What are the advantages of AusReddit?

AusReddit offers significant benefits over attempting to collect and analyse Reddit data manually or through the standard Reddit API.

  • Curated and Focused: The collection is pre-filtered to include 590 Australian-centric subreddits, saving you the effort of identifying relevant communities yourself.

  • Comprehensive Historical Data: The archive provides a long-term perspective on public discourse.

  • Powerful and Accessible Analysis: The combination of the search portal and the ready-to-use analysis notebooks lowers the technical barrier, empowering researchers from all disciplines to work with large-scale social media data.

  • Ideal for Cross-Referencing: The data can be effectively used alongside other datasets to build a richer, multi-platform understanding of a particular event or topic.

What research can AusReddit support?

AusReddit is a versatile resource suitable for a wide array of research projects in the humanities and social sciences.
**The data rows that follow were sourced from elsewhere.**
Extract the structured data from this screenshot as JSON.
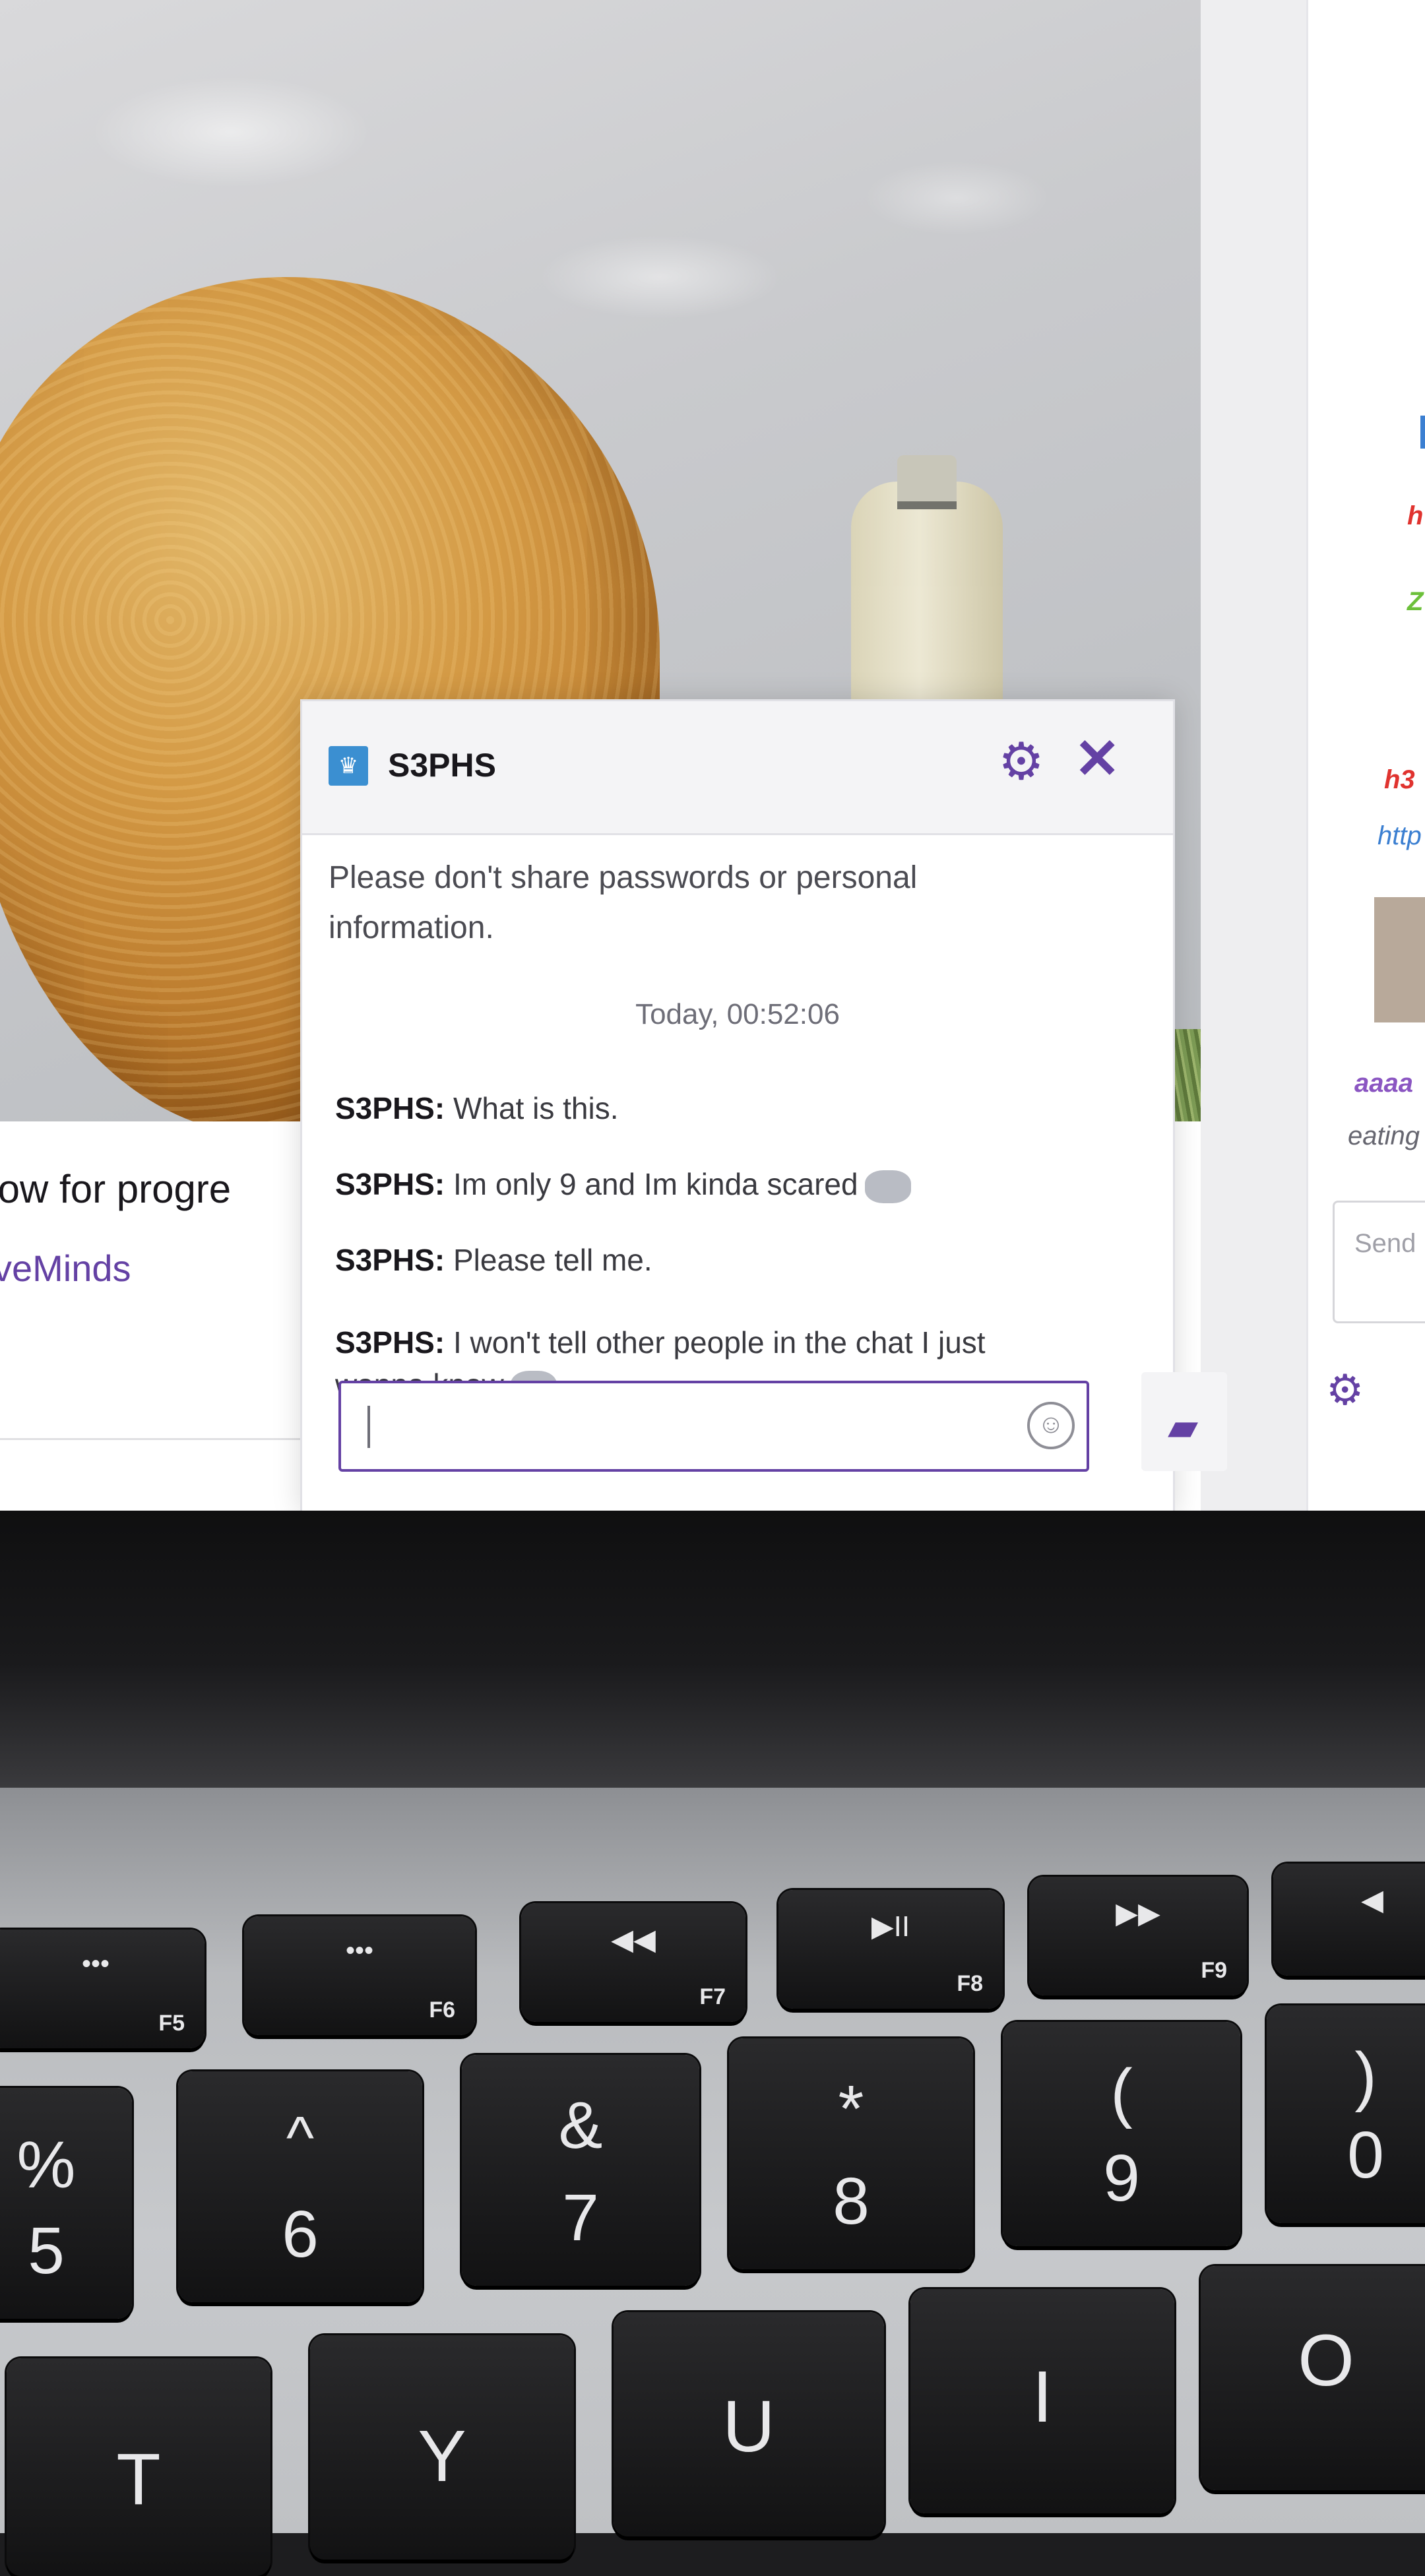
{
  "page": {
    "follow_text": "llow for progre",
    "channel_link": "veMinds"
  },
  "right_chat": {
    "messages": [
      {
        "text": "h",
        "color": "#e0332f"
      },
      {
        "text": "Z",
        "color": "#6cc03a"
      },
      {
        "text": "h3",
        "color": "#e0332f"
      },
      {
        "text": "http",
        "color": "#3b7fd1"
      },
      {
        "text": "aaaa",
        "color": "#8b56c2"
      },
      {
        "text": "eating",
        "color": "#666670"
      }
    ],
    "send_placeholder": "Send"
  },
  "whisper": {
    "username": "S3PHS",
    "notice": "Please don't share passwords or personal information.",
    "timestamp": "Today, 00:52:06",
    "messages": [
      {
        "user": "S3PHS",
        "text": "What is this."
      },
      {
        "user": "S3PHS",
        "text": "Im only 9 and Im kinda scared"
      },
      {
        "user": "S3PHS",
        "text": "Please tell me."
      },
      {
        "user": "S3PHS",
        "text": "I won't tell other people in the chat I just wanna know"
      }
    ],
    "input_value": "",
    "accent_color": "#6441a4"
  },
  "keyboard": {
    "fn_row": [
      {
        "icon": "brightness-down-icon",
        "glyph": "•••",
        "label": "F5"
      },
      {
        "icon": "brightness-up-icon",
        "glyph": "•••",
        "label": "F6"
      },
      {
        "icon": "rewind-icon",
        "glyph": "◀◀",
        "label": "F7"
      },
      {
        "icon": "play-pause-icon",
        "glyph": "▶II",
        "label": "F8"
      },
      {
        "icon": "fast-forward-icon",
        "glyph": "▶▶",
        "label": "F9"
      },
      {
        "icon": "mute-icon",
        "glyph": "◀",
        "label": ""
      }
    ],
    "number_row": [
      {
        "top": "%",
        "bottom": "5"
      },
      {
        "top": "^",
        "bottom": "6"
      },
      {
        "top": "&",
        "bottom": "7"
      },
      {
        "top": "*",
        "bottom": "8"
      },
      {
        "top": "(",
        "bottom": "9"
      },
      {
        "top": ")",
        "bottom": "0"
      }
    ],
    "letter_row": [
      "T",
      "Y",
      "U",
      "I",
      "O"
    ]
  }
}
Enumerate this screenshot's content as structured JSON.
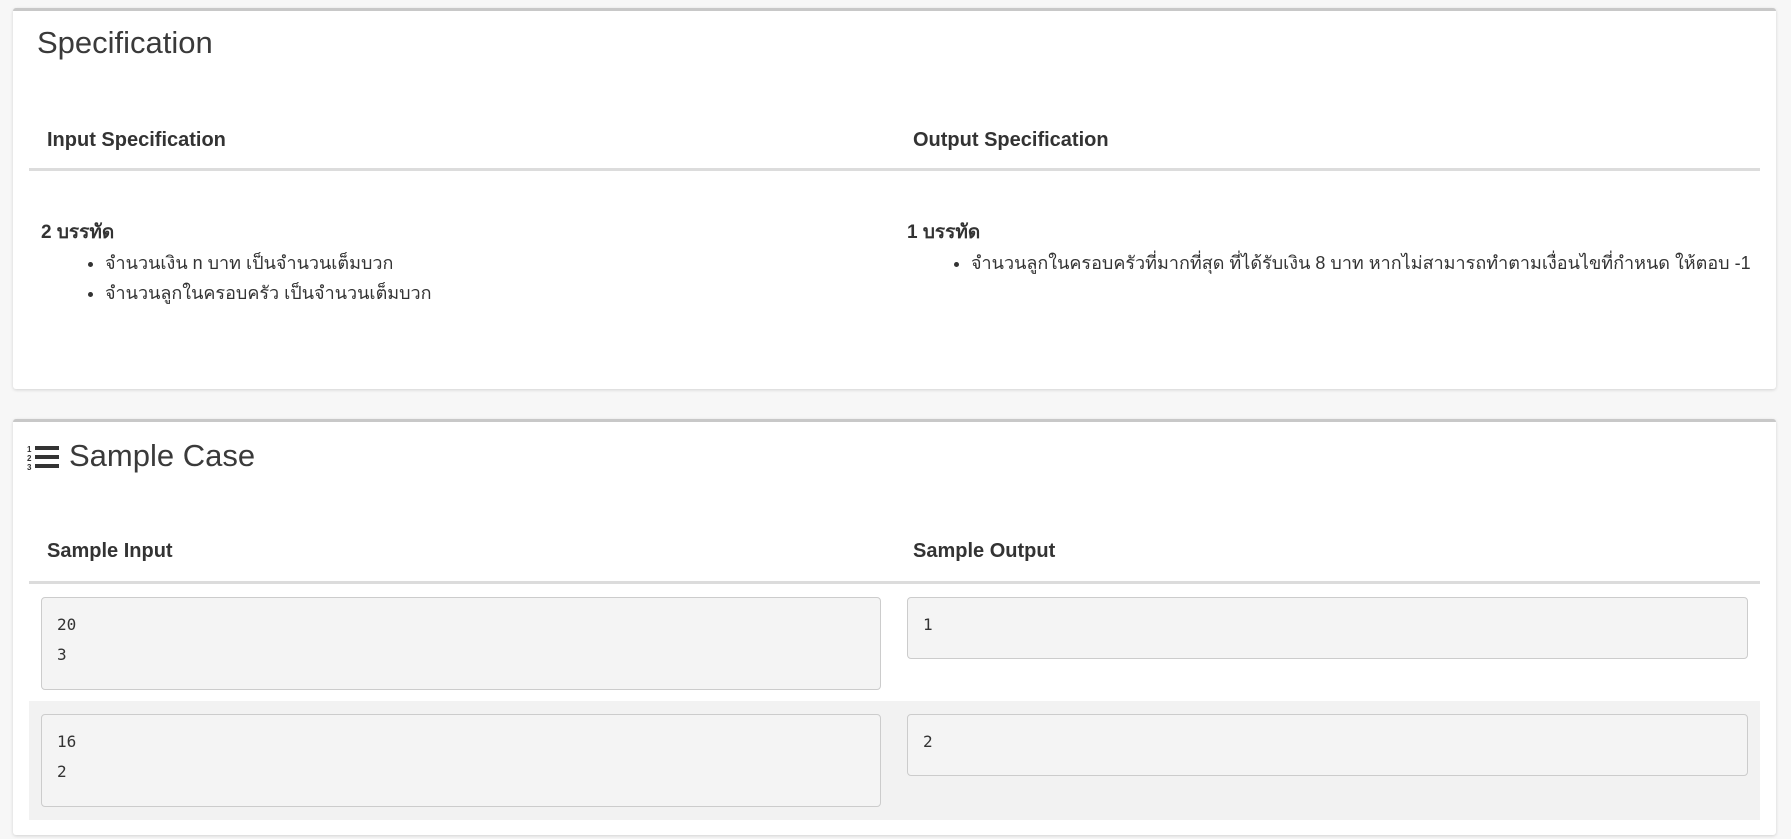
{
  "specification": {
    "title": "Specification",
    "input_header": "Input Specification",
    "output_header": "Output Specification",
    "input": {
      "heading": "2 บรรทัด",
      "items": [
        "จำนวนเงิน n บาท เป็นจำนวนเต็มบวก",
        "จำนวนลูกในครอบครัว เป็นจำนวนเต็มบวก"
      ]
    },
    "output": {
      "heading": "1 บรรทัด",
      "items": [
        "จำนวนลูกในครอบครัวที่มากที่สุด ที่ได้รับเงิน 8 บาท หากไม่สามารถทำตามเงื่อนไขที่กำหนด ให้ตอบ -1"
      ]
    }
  },
  "sample_case": {
    "title": "Sample Case",
    "icon": "list-ol-icon",
    "input_header": "Sample Input",
    "output_header": "Sample Output",
    "cases": [
      {
        "input": "20\n3",
        "output": "1"
      },
      {
        "input": "16\n2",
        "output": "2"
      }
    ]
  }
}
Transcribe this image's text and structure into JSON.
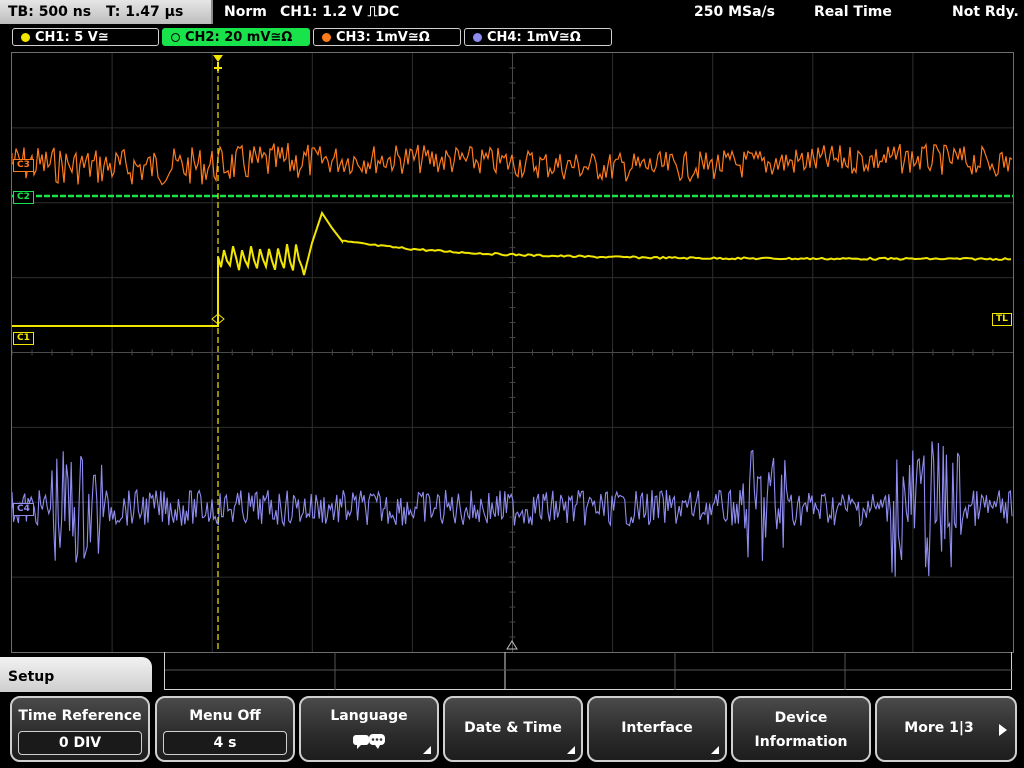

It can be used to:

  • Track public opinion and sentiment on political events, social issues, or cultural trends over more than a decade.

  • Analyse the structure and dynamics of online communities and how conversations unfold.

  • Conduct linguistic analysis on the language used in specific Australian online spaces.

  • Serve as an excellent teaching tool for university students, providing a rich, real-world dataset for them to build critical data analysis skills.

How to Access AusReddit

Who can access AusReddit?

AusReddit is available to academic researchers at institutions across Australia.

What do I need to get access?

As the data custodian, the AIO and its partners have overarching ethics approval to maintain the databank. To gain access to download and use the data for your own research, you will need to provide evidence of ethics approval from your institution that specifically mentions the use of AusReddit.

How do I get started?

To request access, please create an account and follow the application process on the QUT Digital Observatory website. Researchers with access can search, view, and download data from AusReddit for their projects.